La doctrine libérale affirme pourtant que, pour fonctionner, le marché doit s’assurer de la libre circulation des facteurs de production, donc du travail. C’est l’argument qui justifie l’espace Schengen et le dumping social que se mènent les États européens. Pourtant cette logique s’arrête là où commence Frontex. Si la mer Méditérannée est un cimetière, c’est que nos gouvernants sont plus racistes qu’ils ne sont libéraux. Les droits de douanes n’ont cessé de baisser depuis 1945, mais ce n’est pas pour favoriser une concurrence pure et parfaite. C’est pour enrichir toujours plus les multinationales et pour que la population occidentale puisse consommer pour pas cher des produits fabriqués dans des pays moins développés.
Le mauvais partage de la valeur ajoutée
Chez Adam Smith comme chez David Ricardo, le libéralisme se justifie par deux principes simples : c’est la recherche d’un profit individuel qui permet au marché de fonctionner de manière optimale ; chaque économie a intérêt à se spécialiser dans des productions où elle est la meilleure (Smith) ou la moins désavantagée (Ricardo). À l’aide d’une démonstration extrêmement simple, on voit vite que la mondialisation semble avantageuse pour tout le monde. Mais…
Cherchant à maximiser leur profit, les entreprises vont segmenter leur production là où elles y ont le plus intérêt. Or les types de productions qui génèrent le plus de valeur ajoutée sont en amont et en aval de la production. Il s’agit de la recherche et développement, de la conception de produits, du marketing ou encore de services. Autant de productions qui sont principalement situées dans les pays développés. Ne restent aux pays du Sud que les étapes de production proprement dites, celles qui créent le moins de valeur en tant que telle.

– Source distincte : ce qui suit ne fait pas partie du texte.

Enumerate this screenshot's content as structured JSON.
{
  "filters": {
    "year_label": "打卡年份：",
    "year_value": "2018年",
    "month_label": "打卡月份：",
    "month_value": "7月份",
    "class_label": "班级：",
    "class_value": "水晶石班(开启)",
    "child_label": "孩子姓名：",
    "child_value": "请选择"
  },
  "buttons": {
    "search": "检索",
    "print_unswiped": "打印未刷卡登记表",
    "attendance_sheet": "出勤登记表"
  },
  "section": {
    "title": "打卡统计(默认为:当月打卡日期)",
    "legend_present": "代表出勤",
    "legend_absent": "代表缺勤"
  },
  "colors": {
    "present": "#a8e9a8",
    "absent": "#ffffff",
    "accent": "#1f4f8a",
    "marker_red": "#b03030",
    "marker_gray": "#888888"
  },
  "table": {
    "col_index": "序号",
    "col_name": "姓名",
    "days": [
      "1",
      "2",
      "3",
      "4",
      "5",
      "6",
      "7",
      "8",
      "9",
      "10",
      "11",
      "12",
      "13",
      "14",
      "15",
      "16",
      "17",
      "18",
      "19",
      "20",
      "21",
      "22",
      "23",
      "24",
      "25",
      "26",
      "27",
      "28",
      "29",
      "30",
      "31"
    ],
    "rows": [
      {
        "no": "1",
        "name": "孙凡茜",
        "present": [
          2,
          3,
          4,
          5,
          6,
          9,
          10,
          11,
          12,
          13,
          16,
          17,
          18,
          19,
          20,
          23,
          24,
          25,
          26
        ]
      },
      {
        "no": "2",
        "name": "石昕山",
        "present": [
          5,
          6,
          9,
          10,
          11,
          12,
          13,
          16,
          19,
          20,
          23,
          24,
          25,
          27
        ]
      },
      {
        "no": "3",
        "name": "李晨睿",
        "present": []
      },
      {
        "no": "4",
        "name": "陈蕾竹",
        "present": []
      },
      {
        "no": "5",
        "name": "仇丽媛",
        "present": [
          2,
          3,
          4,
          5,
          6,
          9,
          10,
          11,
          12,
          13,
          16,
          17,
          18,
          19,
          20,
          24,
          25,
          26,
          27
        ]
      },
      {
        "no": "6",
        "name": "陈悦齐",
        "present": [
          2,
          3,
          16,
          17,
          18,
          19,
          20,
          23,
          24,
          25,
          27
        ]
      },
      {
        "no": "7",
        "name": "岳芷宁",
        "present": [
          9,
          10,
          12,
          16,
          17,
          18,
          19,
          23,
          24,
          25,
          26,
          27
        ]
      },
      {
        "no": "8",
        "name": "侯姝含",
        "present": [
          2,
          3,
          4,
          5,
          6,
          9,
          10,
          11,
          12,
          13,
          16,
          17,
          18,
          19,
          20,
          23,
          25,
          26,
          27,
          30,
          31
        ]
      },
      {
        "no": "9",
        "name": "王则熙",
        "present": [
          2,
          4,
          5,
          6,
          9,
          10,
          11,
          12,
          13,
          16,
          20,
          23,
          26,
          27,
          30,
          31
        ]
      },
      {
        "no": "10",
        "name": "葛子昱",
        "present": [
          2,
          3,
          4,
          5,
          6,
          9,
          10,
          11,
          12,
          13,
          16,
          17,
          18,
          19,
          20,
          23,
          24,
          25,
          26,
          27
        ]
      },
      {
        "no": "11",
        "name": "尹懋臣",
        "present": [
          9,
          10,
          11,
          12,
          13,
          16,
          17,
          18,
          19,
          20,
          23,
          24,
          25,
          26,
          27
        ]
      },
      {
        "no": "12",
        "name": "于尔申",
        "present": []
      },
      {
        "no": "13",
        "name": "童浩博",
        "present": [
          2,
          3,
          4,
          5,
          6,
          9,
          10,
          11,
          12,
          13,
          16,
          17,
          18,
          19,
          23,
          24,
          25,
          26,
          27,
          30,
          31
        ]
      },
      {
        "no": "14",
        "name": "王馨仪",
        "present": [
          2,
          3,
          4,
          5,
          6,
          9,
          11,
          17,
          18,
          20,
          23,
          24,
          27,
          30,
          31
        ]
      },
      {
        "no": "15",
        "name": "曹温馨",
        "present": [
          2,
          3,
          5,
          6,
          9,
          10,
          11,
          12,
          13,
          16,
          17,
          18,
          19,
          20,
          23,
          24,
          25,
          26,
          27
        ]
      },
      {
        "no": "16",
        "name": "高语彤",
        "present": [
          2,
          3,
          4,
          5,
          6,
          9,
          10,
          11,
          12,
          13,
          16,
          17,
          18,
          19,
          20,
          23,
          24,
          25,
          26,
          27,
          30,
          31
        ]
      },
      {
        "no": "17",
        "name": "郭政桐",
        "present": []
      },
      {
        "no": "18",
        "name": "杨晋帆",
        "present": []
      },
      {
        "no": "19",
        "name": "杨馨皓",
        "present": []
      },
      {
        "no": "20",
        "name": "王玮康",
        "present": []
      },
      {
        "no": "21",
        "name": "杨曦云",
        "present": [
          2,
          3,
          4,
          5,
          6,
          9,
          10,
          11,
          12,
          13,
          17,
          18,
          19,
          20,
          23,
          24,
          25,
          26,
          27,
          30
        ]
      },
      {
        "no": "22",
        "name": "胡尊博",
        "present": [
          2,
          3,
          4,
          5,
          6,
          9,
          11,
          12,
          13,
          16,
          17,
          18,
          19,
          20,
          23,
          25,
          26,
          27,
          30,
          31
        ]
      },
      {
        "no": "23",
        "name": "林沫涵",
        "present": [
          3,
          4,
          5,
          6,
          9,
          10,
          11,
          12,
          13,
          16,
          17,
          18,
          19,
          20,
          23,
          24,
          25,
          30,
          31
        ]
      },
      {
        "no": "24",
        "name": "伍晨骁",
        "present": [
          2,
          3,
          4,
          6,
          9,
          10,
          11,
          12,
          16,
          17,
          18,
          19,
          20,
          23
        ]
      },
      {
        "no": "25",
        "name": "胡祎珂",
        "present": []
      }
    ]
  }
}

Ce phénomène, c’est ce que les économistes appellent la courbe du sourire. Est-il besoin de préciser que le sourire en question appartient aux capitalistes, et non aux travailleurs et travailleuses ? Ce sourire ne cesse de s’élargir, c’est-à-dire que plus la mondialisation de la production se développe, moins la production dans les pays du Sud génère de revenus. Autrement dit : loin de réduire les inégalités entre pays, la spoliation des richesses du Sud par le Nord s’accélère.
(...)
Spoliation des ressources, exploitation du travail, domination néo-coloniale et exportation au Sud des conséquences négatives : la mondialisation libérale est un cauchemar planétaire. Il faut que ça cesse.